In the next breath, she said: "I kept telling Muriel not to be fooling around with those sailors, now look what it got her!" She asked what the babies name was with a quick response from Roberta "Oh an all-American name Dufus Wanna Be Real." Roberta had let this fall off her tongue so fast that I almost did not catch it myself. She then reassured Marge that the baby would be adopted by a good Christian family who would take good care of him and raise him right. During the time we had been conversing with Marge one of the C.N.A.'s was able to take Muriel's legs down off the side rails getting her settled in for the night. Roberta and I walked to the doorway stopping to glance back over our pretend "delivery room" one last time that night before shutting the lights off hoping both residents would go to sleep.
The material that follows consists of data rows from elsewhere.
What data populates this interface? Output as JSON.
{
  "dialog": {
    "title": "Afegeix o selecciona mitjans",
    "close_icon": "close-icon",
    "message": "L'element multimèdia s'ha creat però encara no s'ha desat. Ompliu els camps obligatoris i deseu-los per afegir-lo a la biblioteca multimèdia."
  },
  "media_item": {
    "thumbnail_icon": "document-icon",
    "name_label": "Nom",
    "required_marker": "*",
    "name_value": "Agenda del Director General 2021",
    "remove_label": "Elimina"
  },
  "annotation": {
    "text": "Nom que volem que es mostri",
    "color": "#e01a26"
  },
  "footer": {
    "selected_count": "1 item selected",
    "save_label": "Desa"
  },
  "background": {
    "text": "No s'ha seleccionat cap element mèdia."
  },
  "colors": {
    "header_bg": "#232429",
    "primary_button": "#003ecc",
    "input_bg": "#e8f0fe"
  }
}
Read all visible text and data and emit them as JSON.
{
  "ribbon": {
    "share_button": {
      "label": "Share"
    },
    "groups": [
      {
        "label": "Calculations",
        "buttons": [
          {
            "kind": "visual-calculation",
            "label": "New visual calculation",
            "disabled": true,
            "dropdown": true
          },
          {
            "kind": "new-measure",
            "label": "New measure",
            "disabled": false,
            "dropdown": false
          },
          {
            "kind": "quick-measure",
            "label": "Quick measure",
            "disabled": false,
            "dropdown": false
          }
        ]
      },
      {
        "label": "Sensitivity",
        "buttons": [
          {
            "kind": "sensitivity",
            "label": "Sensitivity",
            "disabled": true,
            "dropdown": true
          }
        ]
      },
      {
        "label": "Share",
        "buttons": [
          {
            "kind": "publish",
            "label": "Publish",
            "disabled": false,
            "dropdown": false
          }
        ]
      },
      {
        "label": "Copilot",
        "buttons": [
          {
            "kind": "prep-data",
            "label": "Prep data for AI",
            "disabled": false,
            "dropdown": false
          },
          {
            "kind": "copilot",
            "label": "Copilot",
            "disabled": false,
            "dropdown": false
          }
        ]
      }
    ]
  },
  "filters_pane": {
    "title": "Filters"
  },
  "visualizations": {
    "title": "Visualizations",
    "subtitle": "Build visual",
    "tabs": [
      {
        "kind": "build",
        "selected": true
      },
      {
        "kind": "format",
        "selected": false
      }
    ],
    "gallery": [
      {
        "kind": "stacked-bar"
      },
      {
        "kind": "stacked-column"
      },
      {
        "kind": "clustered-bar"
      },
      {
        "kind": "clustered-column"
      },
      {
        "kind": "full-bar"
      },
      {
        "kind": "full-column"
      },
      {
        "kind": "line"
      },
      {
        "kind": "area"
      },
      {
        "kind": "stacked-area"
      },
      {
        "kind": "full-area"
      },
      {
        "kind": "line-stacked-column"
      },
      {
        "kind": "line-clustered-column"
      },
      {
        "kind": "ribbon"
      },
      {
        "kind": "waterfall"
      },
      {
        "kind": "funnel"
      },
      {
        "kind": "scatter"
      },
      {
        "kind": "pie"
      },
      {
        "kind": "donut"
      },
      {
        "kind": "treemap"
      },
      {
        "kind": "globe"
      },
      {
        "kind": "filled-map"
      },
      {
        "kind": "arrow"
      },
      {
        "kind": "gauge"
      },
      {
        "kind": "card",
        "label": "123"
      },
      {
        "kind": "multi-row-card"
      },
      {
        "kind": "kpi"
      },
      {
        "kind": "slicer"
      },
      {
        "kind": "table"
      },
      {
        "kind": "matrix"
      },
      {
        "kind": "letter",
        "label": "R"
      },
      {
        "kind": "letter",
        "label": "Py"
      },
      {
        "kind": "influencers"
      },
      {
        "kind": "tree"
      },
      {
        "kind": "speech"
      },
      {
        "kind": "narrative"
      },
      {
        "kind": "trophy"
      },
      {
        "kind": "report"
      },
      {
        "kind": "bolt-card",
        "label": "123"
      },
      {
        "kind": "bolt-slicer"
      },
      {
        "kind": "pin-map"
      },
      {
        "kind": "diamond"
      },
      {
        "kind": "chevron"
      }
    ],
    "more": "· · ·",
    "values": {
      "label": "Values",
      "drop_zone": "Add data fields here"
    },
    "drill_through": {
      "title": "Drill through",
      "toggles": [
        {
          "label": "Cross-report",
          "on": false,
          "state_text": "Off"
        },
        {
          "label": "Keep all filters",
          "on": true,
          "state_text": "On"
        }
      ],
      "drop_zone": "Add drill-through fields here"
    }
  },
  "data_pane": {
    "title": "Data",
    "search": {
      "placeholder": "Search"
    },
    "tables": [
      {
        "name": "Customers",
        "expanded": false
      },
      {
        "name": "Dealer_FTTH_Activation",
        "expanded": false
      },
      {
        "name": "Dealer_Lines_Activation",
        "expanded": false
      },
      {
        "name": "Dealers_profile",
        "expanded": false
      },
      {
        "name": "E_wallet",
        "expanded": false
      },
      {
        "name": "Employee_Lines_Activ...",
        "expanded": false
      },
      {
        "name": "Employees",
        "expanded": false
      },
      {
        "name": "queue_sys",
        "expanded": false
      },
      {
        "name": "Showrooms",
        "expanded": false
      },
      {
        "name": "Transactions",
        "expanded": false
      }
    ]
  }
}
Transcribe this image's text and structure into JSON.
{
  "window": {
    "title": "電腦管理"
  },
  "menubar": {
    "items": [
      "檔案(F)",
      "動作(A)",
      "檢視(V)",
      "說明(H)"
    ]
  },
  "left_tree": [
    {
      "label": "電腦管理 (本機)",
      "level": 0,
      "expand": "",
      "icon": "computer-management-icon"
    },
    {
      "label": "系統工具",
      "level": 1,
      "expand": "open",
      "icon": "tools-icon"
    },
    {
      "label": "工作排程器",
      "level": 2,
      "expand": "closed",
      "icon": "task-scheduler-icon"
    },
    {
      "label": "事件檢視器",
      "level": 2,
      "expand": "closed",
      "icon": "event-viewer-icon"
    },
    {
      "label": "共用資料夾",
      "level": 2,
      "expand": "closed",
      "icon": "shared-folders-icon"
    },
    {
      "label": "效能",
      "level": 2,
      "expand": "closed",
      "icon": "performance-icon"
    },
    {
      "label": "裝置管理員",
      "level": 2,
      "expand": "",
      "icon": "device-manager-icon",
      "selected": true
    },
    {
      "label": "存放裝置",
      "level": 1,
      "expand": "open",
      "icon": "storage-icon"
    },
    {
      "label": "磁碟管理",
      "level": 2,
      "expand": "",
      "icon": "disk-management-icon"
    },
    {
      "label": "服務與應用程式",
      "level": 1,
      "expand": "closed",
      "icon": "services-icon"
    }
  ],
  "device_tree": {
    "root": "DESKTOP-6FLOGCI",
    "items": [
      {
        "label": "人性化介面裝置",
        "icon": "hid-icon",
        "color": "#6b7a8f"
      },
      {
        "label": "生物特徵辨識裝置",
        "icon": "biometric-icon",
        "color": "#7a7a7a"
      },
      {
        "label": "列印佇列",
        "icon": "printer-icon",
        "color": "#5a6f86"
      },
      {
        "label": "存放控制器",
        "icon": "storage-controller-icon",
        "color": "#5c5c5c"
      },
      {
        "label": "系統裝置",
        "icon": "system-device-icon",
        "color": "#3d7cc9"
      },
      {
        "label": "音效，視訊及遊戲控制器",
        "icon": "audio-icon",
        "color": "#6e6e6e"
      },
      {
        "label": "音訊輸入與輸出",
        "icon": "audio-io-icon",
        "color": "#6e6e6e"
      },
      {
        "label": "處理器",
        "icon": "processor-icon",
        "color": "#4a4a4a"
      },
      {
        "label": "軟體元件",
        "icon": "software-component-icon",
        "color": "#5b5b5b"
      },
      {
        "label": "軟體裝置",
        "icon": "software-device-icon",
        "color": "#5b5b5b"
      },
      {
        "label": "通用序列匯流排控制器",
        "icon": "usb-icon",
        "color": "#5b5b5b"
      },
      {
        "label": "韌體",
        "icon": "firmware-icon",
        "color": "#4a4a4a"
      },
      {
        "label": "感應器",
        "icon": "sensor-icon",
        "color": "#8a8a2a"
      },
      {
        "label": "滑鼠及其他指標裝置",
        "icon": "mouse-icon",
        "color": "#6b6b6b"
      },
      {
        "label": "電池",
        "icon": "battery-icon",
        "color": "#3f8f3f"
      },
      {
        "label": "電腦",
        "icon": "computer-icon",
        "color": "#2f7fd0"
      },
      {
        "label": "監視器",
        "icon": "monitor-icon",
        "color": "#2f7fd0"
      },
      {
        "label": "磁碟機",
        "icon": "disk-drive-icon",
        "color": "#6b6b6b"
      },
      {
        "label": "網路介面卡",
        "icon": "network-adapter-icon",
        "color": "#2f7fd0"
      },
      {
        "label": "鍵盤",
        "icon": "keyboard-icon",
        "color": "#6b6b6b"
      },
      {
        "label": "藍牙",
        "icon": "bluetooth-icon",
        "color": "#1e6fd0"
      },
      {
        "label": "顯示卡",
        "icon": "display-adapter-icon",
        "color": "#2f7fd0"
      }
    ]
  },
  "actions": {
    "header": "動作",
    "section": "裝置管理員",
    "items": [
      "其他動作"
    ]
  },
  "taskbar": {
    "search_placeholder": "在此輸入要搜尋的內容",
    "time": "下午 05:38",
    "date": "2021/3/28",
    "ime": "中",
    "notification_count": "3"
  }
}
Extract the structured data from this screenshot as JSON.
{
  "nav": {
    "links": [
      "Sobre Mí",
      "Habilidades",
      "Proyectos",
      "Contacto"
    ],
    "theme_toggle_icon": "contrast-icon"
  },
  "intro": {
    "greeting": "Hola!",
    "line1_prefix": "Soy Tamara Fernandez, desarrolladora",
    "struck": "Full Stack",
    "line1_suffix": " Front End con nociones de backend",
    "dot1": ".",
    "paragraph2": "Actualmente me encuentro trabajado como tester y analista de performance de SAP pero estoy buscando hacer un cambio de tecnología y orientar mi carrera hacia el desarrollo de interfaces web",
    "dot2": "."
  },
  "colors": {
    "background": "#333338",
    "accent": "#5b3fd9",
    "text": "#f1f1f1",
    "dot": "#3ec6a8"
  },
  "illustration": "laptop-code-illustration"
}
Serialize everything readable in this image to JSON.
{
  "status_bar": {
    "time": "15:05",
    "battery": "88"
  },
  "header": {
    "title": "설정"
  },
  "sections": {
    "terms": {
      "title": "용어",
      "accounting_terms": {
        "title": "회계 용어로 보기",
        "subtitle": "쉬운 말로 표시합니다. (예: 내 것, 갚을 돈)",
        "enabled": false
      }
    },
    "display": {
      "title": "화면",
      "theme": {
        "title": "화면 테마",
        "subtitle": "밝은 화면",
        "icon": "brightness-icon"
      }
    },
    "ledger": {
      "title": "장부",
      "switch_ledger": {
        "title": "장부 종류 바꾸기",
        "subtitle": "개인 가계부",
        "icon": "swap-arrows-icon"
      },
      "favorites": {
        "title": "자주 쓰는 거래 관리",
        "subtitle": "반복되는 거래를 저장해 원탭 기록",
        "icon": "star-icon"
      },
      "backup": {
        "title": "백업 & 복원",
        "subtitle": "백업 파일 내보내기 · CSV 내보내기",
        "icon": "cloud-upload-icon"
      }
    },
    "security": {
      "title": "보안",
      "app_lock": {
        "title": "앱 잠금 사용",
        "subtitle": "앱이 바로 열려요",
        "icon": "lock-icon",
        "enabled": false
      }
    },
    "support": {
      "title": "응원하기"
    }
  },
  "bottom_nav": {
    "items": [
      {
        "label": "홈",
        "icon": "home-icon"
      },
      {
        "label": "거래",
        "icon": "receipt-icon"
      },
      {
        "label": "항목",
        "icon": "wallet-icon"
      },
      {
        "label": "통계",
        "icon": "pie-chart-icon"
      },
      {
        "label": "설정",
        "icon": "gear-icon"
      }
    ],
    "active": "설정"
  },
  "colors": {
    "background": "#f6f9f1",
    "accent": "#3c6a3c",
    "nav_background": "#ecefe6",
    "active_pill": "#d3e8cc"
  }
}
Once out in the safety of the hallway, both Roberta and I lost our composure and were bent over in hearty laughter. As we walked down the hallway, a short distance to the nursing station, discussing the events of the evening both of us would suddenly break down with an audible giggle. After thanking Roberta for her expert assistance in our delivery effort she stated a rhetorical "Hey, call me anytime. I can always use a good laugh."

There's what they teach you in school...and then what you do in the real world. Wouldn't it have been great to say, "No dear, your 90 year old roomate is not having a baby. Go back to sleep." and that's what happens? In reality, you do what ya gotta do.